Burj Al Hamam is one of the old prominent traditional Lebanese restaurants that I remember from my childhood. We went up to enjoy the Summer breeze and picturesque mountains embellished with pine trees. It is definitely an added value when you have great scenery to complement your food. While the greenery pleases mostly the older generation, they have not forgotten their younger clientele. For the little ones, they provide a pleasant area to play in. Before I delve into their cuisine, I would like to mention the service. Unfortunately, the service was extremely rushed. We struggled to finish our sentences before the waiters magically disappeared into the abyss; it made ordering our food, and requesting anything for that matter, a difficult task. It did make us laugh though, as we tried to get the words out of our mouths as quickly as we could. Even though it was indeed amusing, that did not make it any less unacceptable. On a positive note, I was glad there was no issue of plates hovering above our heads before they landed on the table.

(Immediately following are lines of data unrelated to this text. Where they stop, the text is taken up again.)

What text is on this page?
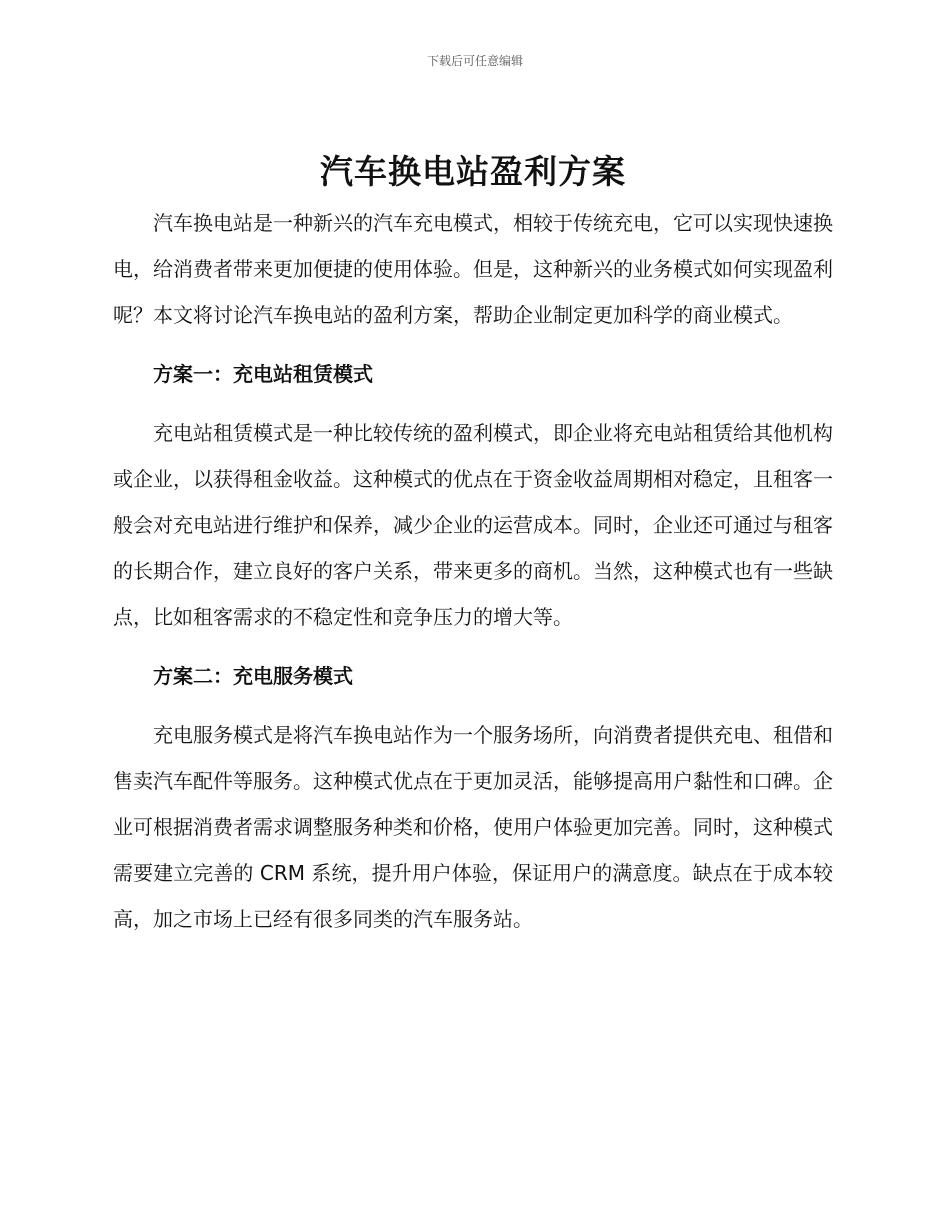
下载后可任意编辑
汽车换电站盈利方案

汽车换电站是一种新兴的汽车充电模式，相较于传统充电，它可以实现快速换电，给消费者带来更加便捷的使用体验。但是，这种新兴的业务模式如何实现盈利呢？本文将讨论汽车换电站的盈利方案，帮助企业制定更加科学的商业模式。

方案一：充电站租赁模式

充电站租赁模式是一种比较传统的盈利模式，即企业将充电站租赁给其他机构或企业，以获得租金收益。这种模式的优点在于资金收益周期相对稳定，且租客一般会对充电站进行维护和保养，减少企业的运营成本。同时，企业还可通过与租客的长期合作，建立良好的客户关系，带来更多的商机。当然，这种模式也有一些缺点，比如租客需求的不稳定性和竞争压力的增大等。

方案二：充电服务模式

充电服务模式是将汽车换电站作为一个服务场所，向消费者提供充电、租借和售卖汽车配件等服务。这种模式优点在于更加灵活，能够提高用户黏性和口碑。企业可根据消费者需求调整服务种类和价格，使用户体验更加完善。同时，这种模式需要建立完善的 CRM 系统，提升用户体验，保证用户的满意度。缺点在于成本较高，加之市场上已经有很多同类的汽车服务站。
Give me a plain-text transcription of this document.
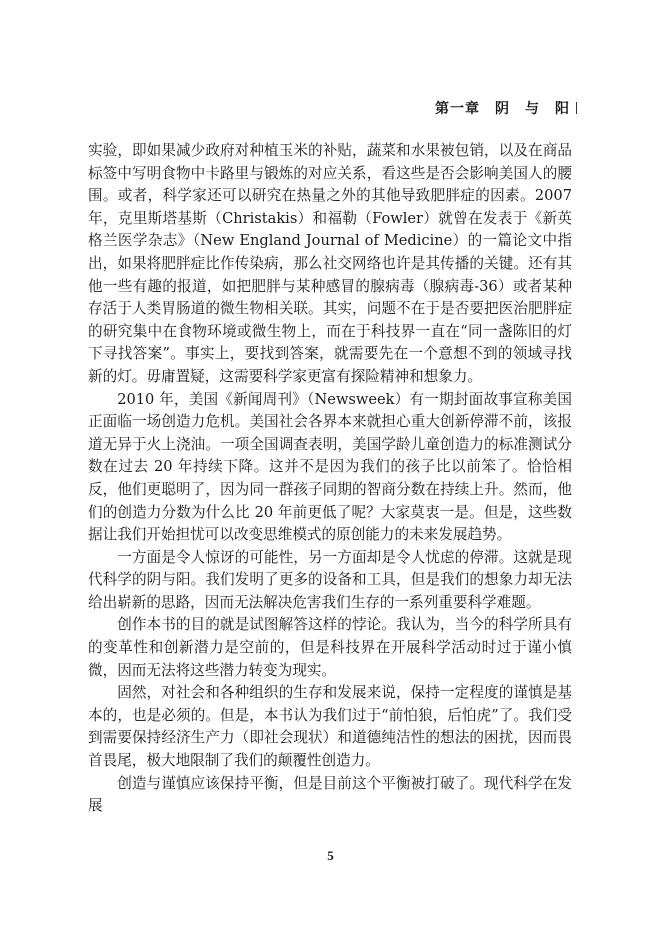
第一章　阴　与　阳

实验，即如果减少政府对种植玉米的补贴，蔬菜和水果被包销，以及在商品标签中写明食物中卡路里与锻炼的对应关系，看这些是否会影响美国人的腰围。或者，科学家还可以研究在热量之外的其他导致肥胖症的因素。2007 年，克里斯塔基斯（Christakis）和福勒（Fowler）就曾在发表于《新英格兰医学杂志》（New England Journal of Medicine）的一篇论文中指出，如果将肥胖症比作传染病，那么社交网络也许是其传播的关键。还有其他一些有趣的报道，如把肥胖与某种感冒的腺病毒（腺病毒-36）或者某种存活于人类胃肠道的微生物相关联。其实，问题不在于是否要把医治肥胖症的研究集中在食物环境或微生物上，而在于科技界一直在“同一盏陈旧的灯下寻找答案”。事实上，要找到答案，就需要先在一个意想不到的领域寻找新的灯。毋庸置疑，这需要科学家更富有探险精神和想象力。

2010 年，美国《新闻周刊》（Newsweek）有一期封面故事宣称美国正面临一场创造力危机。美国社会各界本来就担心重大创新停滞不前，该报道无异于火上浇油。一项全国调查表明，美国学龄儿童创造力的标准测试分数在过去 20 年持续下降。这并不是因为我们的孩子比以前笨了。恰恰相反，他们更聪明了，因为同一群孩子同期的智商分数在持续上升。然而，他们的创造力分数为什么比 20 年前更低了呢？大家莫衷一是。但是，这些数据让我们开始担忧可以改变思维模式的原创能力的未来发展趋势。

一方面是令人惊讶的可能性，另一方面却是令人忧虑的停滞。这就是现代科学的阴与阳。我们发明了更多的设备和工具，但是我们的想象力却无法给出崭新的思路，因而无法解决危害我们生存的一系列重要科学难题。

创作本书的目的就是试图解答这样的悖论。我认为，当今的科学所具有的变革性和创新潜力是空前的，但是科技界在开展科学活动时过于谨小慎微，因而无法将这些潜力转变为现实。

固然，对社会和各种组织的生存和发展来说，保持一定程度的谨慎是基本的，也是必须的。但是，本书认为我们过于“前怕狼，后怕虎”了。我们受到需要保持经济生产力（即社会现状）和道德纯洁性的想法的困扰，因而畏首畏尾，极大地限制了我们的颠覆性创造力。

创造与谨慎应该保持平衡，但是目前这个平衡被打破了。现代科学在发展

5
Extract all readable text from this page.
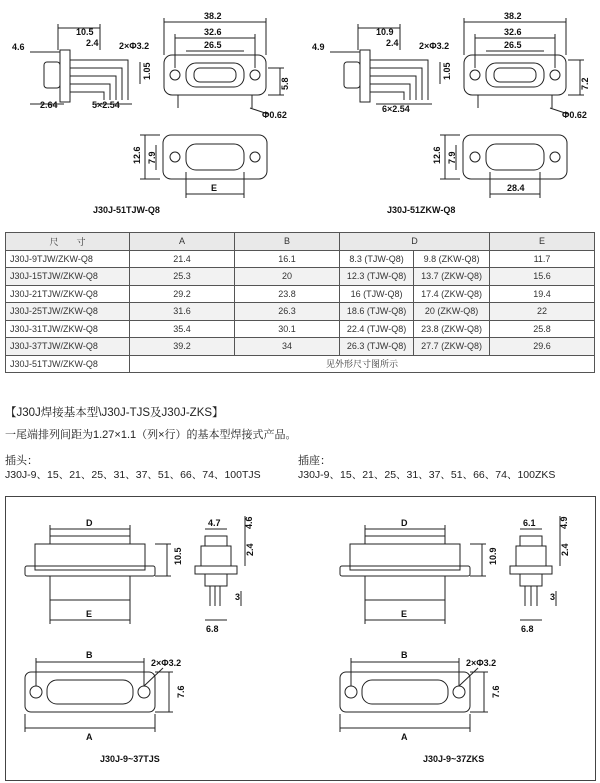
38.2
32.6
26.5
2×Φ3.2
10.5
2.4
4.6
1.05
2.64	5×2.54
5.8
Φ0.62
12.6 7.9
E
J30J-51TJW-Q8
38.2
32.6
26.5
2×Φ3.2
10.9
2.4
4.9
1.05
6×2.54
7.2
Φ0.62
12.6 7.9
28.4
J30J-51ZKW-Q8
尺　　寸	A	B	D		E
J30J-9TJW/ZKW-Q8	21.4	16.1	8.3 (TJW-Q8)	9.8 (ZKW-Q8)	11.7
J30J-15TJW/ZKW-Q8	25.3	20	12.3 (TJW-Q8)	13.7 (ZKW-Q8)	15.6
J30J-21TJW/ZKW-Q8	29.2	23.8	16 (TJW-Q8)	17.4 (ZKW-Q8)	19.4
J30J-25TJW/ZKW-Q8	31.6	26.3	18.6 (TJW-Q8)	20 (ZKW-Q8)	22
J30J-31TJW/ZKW-Q8	35.4	30.1	22.4 (TJW-Q8)	23.8 (ZKW-Q8)	25.8
J30J-37TJW/ZKW-Q8	39.2	34	26.3 (TJW-Q8)	27.7 (ZKW-Q8)	29.6
J30J-51TJW/ZKW-Q8	见外形尺寸图所示				
【J30J焊接基本型\J30J-TJS及J30J-ZKS】
一尾端排列间距为1.27×1.1（列×行）的基本型焊接式产品。
插头：
J30J-9、15、21、25、31、37、51、66、74、100TJS
插座：
J30J-9、15、21、25、31、37、51、66、74、100ZKS
D
E
10.5
4.7	4.6
2.4
3
6.8
B
A
2×Φ3.2
7.6
J30J-9~37TJS
D
E
10.9
6.1	4.9
2.4
3
6.8
B
A
2×Φ3.2
7.6
J30J-9~37ZKS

Getting to the main act; the food. The mezza (appetizers) was flavorful in general. I thought the hummus and kibbe nayye (raw kibbe) were delicious. However, I felt that the fattoush was a bit heavy on the lemon. As for the cheese rolls, although a tad oily, the melted cheese inside them was actually good. Coming to the grilled goodness, the skewered meat, kafta, and chicken were all tender. They weren’t to die for, but at least all three of them were tasty. Usually, I would like one and not the other. Even after you are full to the brim, rarely do you not get an array of fruits and oriental desserts offered on the house at Lebanese restaurants. Well, this was one of those rare times. Yet, we did still opt to enjoy the freshness the fruits provided after a wholesome hearty meal.
For a meal by the sea, we went to Pearl Island in Byblos. It is a seafood restaurant with a great view. Looking at the vast blue sea calms the mind and relaxes the body. The ambiance is friendly and you feel that families are welcome there. If you have a little one, you will be relieved to know that the high chair does indeed have a table and wheels. I can not stress the importance of the addition of a table to the high chair enough; it is so annoying when a toddler does not have his/her own space. More space for children to enjoy is a stretch of green grass and a small yet effective playground. Moving on to the service; the waiters are very helpful, to the extent where it can get a tad uncomfortable. They do not set food on the table after making it hover above your head as you dodge the upcoming platters, in hope that the sauce does not drizzle from one of those dishes and land on your head. If you are Lebanese or have experienced a traditional Lebanese restaurant, you know what I mean. However, sometimes you feel that the waiters are trying way too hard. In some instances, it was a bit comical, and I felt that the waiter might as well sit with us at the table and pass me the food.
Speaking of the food; the mezze dishes (or mezza, as I call it, are somewhat akin to tapas) were well presented, such as the hummus dollops and the small fish (called bizri) placed into a crunchy pita bread, acting as a bowl. After we feasted on the variety of appetizers, we ordered fried fish which was accompanied by fried pita bread, which I absolutely love. The fish were crispy on the outside and tasty on the inside. Then, a variety of fruits and desserts, that are free of charge, are placed on the table. They were a pleasant way to end the meal. All in all, Pearl Island is a lovely setting with good seafood, though not outstanding in taste, yet successful in satisfying one’s appetite for the creatures of the deep.